Constitutional Reprieve?

The closing term of the High Court brought about a body of decisions which have revived the hearts of constitutionalists while sending the secular-progressives into a state of malignant candor. None-the-less the greater question, that of a constitutional premise, is still largely ignored or at the very least completely un-resolved.

In its simplest terms I believe that, as to the American form of Constitutionally Mandated Limited Government, it boils down to the simplest filter of all; imposition and the eternal conflict between governance and the extent to which the weapon of government is used to impose upon one the will of another.

There is something quite incoherent in the argument that leaves open any prohibition of liberty if one believes that government has the freedom to restrict or impose upon the whole for the benefit of the few. This is not a mechanism that promotes or enhances freedom (and its expressing mechanism; liberty) in fact, as we’ve seen, it has the opposite effect.

It is and should always be a fundamental truth and component of advocacy that hold to a very simple tenet.

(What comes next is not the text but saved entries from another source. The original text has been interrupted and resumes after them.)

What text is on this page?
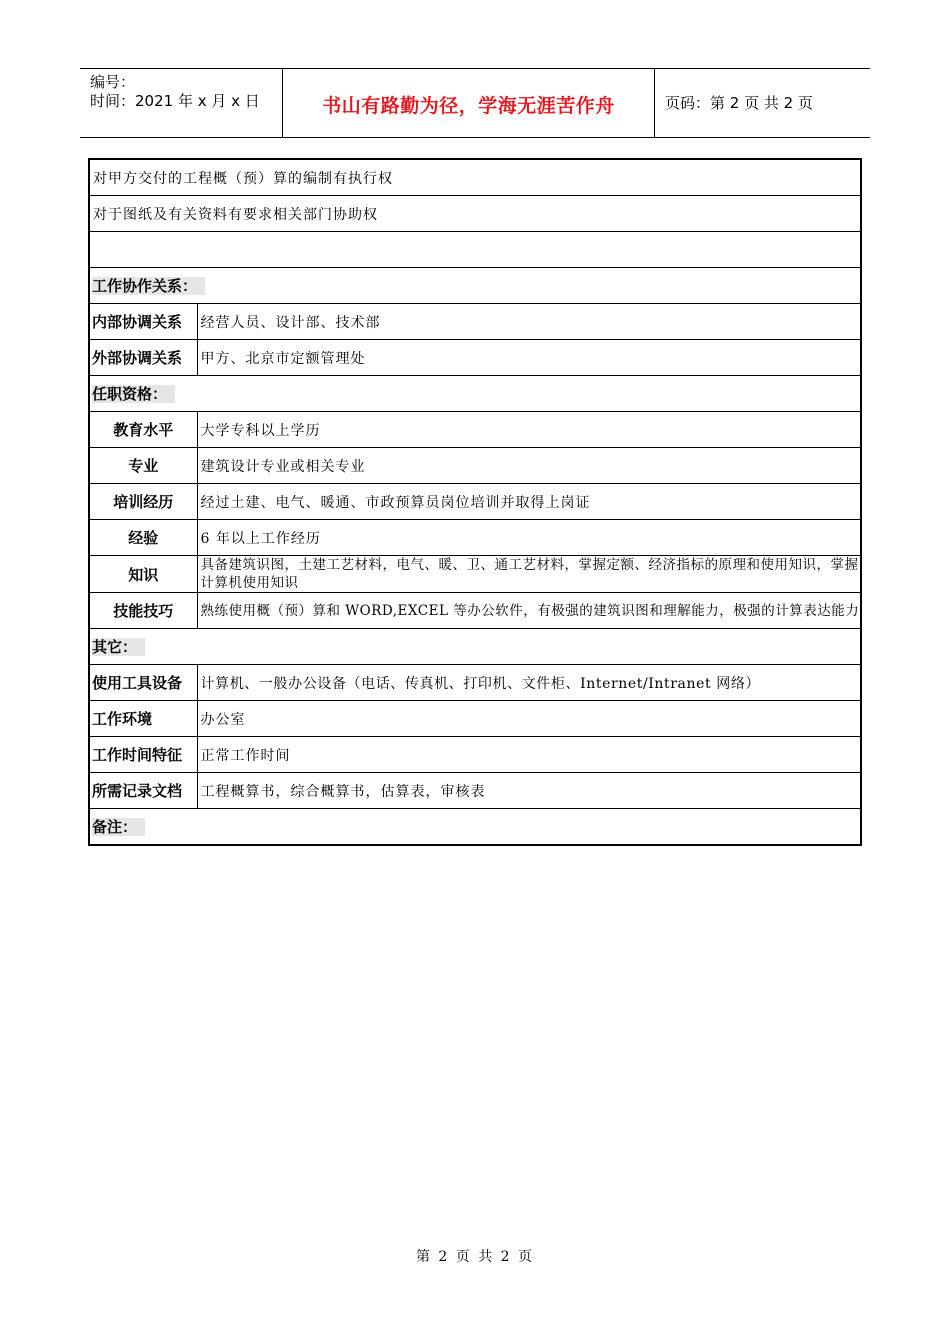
编号：
时间：2021 年 x 月 x 日	书山有路勤为径，学海无涯苦作舟	页码：第 2 页 共 2 页
对甲方交付的工程概（预）算的编制有执行权	
对于图纸及有关资料有要求相关部门协助权	

工作协作关系：	
内部协调关系	经营人员、设计部、技术部
外部协调关系	甲方、北京市定额管理处
任职资格：	
教育水平	大学专科以上学历
专业	建筑设计专业或相关专业
培训经历	经过土建、电气、暖通、市政预算员岗位培训并取得上岗证
经验	6 年以上工作经历
知识	具备建筑识图，土建工艺材料，电气、暖、卫、通工艺材料，掌握定额、经济指标的原理和使用知识，掌握计算机使用知识
技能技巧	熟练使用概（预）算和 WORD,EXCEL 等办公软件，有极强的建筑识图和理解能力，极强的计算表达能力
其它：	
使用工具设备	计算机、一般办公设备（电话、传真机、打印机、文件柜、Internet/Intranet 网络）
工作环境	办公室
工作时间特征	正常工作时间
所需记录文档	工程概算书，综合概算书，估算表，审核表
备注：	
第 2 页 共 2 页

Though I may be free to choose I do not possess the liberty to impose the burden of my choice on another. I must add, that there is no such thing as a common-good (as your freedom & liberty is the only evidentiary element that should be common to all) particularly if the articles that define the argument are simply defined by a legislative act (or Government action) whose interest is dominated by the aperture of a dust particle.

Yes, to some extent, the courts closing decisions are promising in as much as the justices demonstrate a nominal measure of constitutional coherence. There are by no means an affirming turning point so long as the false premise of free-to-impose dominates the national political and judicial conscience. Be reminded that many of these closing decisions were quite narrow (e.g., 5/4); let’s hope that no Pro-Constitution justice retires before the end of the Obama reign; the risk of further distortion is far too great.